4. Poor people management

We had the manpower to handle the project but didn’t properly organize ourselves. Consequently, we ended up being unable to provide adequate creative staff to handle the work.

We eventually had to pull a freelancer on board to help us. This isn’t unheard of, of course. But because it was last minute, it led to a less-than-desired outcome: a report that didn’t feel like Brevo’s signature form.

Lesson learned: Organise yourself.

5. Lack of accountability

The lack of leadership, weak planning, and poor communication could have been solved if we had proper accountability in place.

As CEO, I had an opportunity to act on the red flags. I didn’t. I could have stepped in to troubleshoot the situation. I didn’t. We had a chance to meet our original vision but instead, we floundered.

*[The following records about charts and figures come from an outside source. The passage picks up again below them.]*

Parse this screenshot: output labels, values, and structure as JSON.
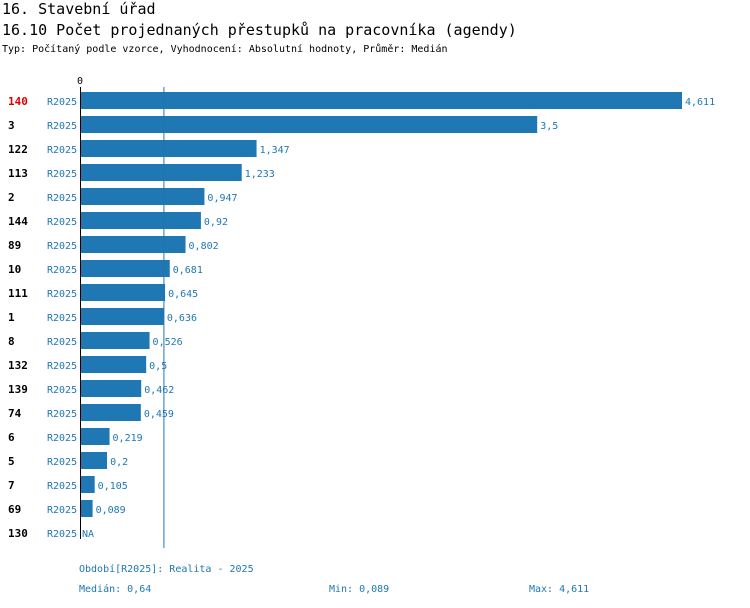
{
  "header": {
    "title": "16. Stavební úřad",
    "chart_title": "16.10 Počet projednaných přestupků na pracovníka (agendy)",
    "subtitle": "Typ: Počítaný podle vzorce, Vyhodnocení: Absolutní hodnoty, Průměr: Medián"
  },
  "footer": {
    "period": "Období[R2025]: Realita - 2025",
    "median": "Medián: 0,64",
    "min": "Min: 0,089",
    "max": "Max: 4,611"
  },
  "colors": {
    "bar": "#1f77b4",
    "highlight": "#e00000"
  },
  "chart_data": {
    "type": "bar",
    "orientation": "horizontal",
    "title": "16.10 Počet projednaných přestupků na pracovníka (agendy)",
    "x_tick_label": "0",
    "xlim": [
      0,
      4.611
    ],
    "median": 0.64,
    "highlight_category": "140",
    "series_label": "R2025",
    "categories": [
      "140",
      "3",
      "122",
      "113",
      "2",
      "144",
      "89",
      "10",
      "111",
      "1",
      "8",
      "132",
      "139",
      "74",
      "6",
      "5",
      "7",
      "69",
      "130"
    ],
    "values": [
      4.611,
      3.5,
      1.347,
      1.233,
      0.947,
      0.92,
      0.802,
      0.681,
      0.645,
      0.636,
      0.526,
      0.5,
      0.462,
      0.459,
      0.219,
      0.2,
      0.105,
      0.089,
      null
    ],
    "value_labels": [
      "4,611",
      "3,5",
      "1,347",
      "1,233",
      "0,947",
      "0,92",
      "0,802",
      "0,681",
      "0,645",
      "0,636",
      "0,526",
      "0,5",
      "0,462",
      "0,459",
      "0,219",
      "0,2",
      "0,105",
      "0,089",
      "NA"
    ]
  }
}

Problems can go unnoticed in an environment where everyone trusts someone else to help when things get crazy. But in this case, no one was around to help. And i should have been more proactive in getting on top of the situation.

Personally, I will be more discerning of red flags and be a lot more present in situations that are going south.

Summary

The project was delivered to the client’s satisfaction. But not ours. We know we could have done better. We know we could have elevated the project. We certainly shouldn’t have let things run the way they did, somewhat haphazardly and without a rudder.

The silver lining lies in the important lessons learned along the way. I take more away from my failures over my successes. We will be more accountable, more attuned to the warnings of a project about to burst.